With the enzyme replacement therapy she is currently receiving every week, Taruc said there is improvement in her daughter’s swollen spleen and liver, joint mobility, breathing, and sleep apnea.


The ERT infusion takes about 4 hours.

Taruc said: “She really helped me realize what’s important. We regularly visit all her 10 specialists and despite my husband’s meager pay as a truck driver, I see to it that my baby gets treatment on time so I borrow money from friends or seek financial assistance from charitable institutions.”

Lacks enzyme

Hurler Syndrome occurs when the body lacks a particular enzyme that breaks down glycosaminoglycans (GAGs), a type of sugar molecule utilized by our cells to help build bones, cartilages, tendons, corneas of the eyes, skin and other types of connective tissues. GAGs also help with many other cellular functions, including growth control, organ development and signaling between cells.

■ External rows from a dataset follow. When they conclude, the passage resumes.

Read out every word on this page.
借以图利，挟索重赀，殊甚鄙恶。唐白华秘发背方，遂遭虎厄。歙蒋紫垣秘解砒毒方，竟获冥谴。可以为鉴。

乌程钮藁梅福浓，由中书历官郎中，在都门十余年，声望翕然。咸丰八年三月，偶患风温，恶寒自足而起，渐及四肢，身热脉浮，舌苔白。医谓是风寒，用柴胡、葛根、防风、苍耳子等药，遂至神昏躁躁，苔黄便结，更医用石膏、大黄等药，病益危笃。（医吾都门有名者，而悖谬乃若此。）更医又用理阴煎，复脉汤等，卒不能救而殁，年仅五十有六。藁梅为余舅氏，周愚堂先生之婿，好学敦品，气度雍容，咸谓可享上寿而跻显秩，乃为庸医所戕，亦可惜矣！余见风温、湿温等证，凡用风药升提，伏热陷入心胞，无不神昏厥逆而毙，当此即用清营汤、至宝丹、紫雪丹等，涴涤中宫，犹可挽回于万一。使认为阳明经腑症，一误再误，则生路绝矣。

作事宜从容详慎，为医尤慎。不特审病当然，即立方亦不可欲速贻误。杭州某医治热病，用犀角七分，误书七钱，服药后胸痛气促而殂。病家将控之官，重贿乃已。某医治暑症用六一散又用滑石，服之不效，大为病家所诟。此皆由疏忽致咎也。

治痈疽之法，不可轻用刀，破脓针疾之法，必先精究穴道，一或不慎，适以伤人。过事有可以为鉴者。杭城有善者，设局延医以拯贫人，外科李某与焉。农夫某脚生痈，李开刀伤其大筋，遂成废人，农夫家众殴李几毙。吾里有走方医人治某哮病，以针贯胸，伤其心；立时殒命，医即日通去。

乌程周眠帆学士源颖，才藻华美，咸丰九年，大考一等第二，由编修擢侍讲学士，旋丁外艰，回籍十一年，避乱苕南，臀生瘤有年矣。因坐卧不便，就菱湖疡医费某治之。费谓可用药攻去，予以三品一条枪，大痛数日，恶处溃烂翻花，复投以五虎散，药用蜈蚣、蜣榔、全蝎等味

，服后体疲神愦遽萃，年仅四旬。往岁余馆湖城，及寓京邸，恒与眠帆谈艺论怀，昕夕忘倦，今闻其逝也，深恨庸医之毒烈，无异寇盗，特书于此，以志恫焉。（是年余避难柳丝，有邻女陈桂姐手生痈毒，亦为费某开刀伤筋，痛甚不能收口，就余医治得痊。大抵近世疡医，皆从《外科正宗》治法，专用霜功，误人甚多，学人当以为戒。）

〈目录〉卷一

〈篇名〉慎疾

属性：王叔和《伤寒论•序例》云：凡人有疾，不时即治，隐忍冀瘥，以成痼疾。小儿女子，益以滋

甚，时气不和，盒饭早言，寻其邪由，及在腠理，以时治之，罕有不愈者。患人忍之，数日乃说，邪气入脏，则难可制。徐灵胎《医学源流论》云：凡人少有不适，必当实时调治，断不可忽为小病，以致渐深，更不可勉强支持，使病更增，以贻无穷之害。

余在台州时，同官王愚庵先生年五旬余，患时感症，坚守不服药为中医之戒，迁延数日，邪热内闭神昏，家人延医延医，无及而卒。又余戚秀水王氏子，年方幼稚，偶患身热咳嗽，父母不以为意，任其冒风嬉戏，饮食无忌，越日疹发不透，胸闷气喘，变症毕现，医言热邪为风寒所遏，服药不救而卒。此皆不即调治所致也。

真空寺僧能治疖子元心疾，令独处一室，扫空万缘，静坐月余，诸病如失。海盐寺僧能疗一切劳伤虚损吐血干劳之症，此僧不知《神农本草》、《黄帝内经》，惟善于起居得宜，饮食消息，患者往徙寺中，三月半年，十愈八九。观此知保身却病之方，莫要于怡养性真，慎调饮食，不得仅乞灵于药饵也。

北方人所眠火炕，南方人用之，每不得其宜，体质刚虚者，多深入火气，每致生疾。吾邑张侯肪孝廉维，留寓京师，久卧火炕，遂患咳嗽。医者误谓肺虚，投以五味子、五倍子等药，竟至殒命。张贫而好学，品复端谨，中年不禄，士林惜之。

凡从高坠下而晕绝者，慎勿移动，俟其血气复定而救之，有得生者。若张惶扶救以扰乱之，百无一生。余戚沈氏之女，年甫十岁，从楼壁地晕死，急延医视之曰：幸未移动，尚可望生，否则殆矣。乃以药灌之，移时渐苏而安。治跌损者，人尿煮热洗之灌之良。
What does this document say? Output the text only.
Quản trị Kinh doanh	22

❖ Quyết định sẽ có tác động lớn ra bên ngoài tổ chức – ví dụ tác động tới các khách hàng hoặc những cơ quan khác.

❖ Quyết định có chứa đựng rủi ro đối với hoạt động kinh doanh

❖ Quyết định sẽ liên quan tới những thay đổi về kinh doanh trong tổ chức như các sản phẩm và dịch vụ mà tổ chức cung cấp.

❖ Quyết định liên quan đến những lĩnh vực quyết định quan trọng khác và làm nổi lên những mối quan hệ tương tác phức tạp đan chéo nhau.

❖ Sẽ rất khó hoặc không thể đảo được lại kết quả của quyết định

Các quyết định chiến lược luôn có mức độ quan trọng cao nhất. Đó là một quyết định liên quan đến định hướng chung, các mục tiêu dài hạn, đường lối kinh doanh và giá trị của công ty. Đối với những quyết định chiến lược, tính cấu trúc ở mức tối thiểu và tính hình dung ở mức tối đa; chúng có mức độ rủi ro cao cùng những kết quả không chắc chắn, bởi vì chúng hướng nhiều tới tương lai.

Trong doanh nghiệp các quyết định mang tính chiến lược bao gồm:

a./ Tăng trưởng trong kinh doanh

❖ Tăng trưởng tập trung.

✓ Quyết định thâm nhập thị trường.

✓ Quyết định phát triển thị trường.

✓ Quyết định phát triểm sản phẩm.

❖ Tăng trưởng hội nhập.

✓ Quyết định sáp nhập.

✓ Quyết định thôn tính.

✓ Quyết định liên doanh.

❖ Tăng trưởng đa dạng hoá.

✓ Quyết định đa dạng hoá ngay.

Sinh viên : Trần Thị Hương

Normally, GAGs are eventually transported to the cell’s digestive system—called lysosomes—wherein the enzymes inside break them down into their basic components.

In children with Hurler Syndrome, the GAGs are not broken down completely and as a result, accumulate in the cells. This damages the different tissues and organs of the body.

When too many GAGs accumulate, organs and tissues become damaged or do not function properly.

The ERT mimics the missing enzyme and during infusion, it stops the progressive accumulation of GAGs, resulting in the delay of Hurler Syndrome’s progression in the organs most affected by this disease.

Taruc and the rest of parents with children suffering from rare disorders are currently depending on a handful individuals and companies for various support. For years several bills, which seek to establish a comprehensive and sustainable health system for rare diseases, have remained pending before both houses of Congress.

Hurler Syndrome is inherited, which means the disease is passed on by the parents to their child. If both parents carry the defective gene related to this condition, each of their children has a 25 percent chance of developing the disease.

Persons with Hurler Syndrome do not make a substance called lysosomal alpha-L-iduronidase. This type of enzyme helps break down long chains of sugar molecules called glycosaminoglycans or GAGs. These molecules are found throughout the body, often in mucus and in fluid around the joints.

Without the enzyme, GAGs build up and damage organs, including the heart. Symptoms can range from mild to severe.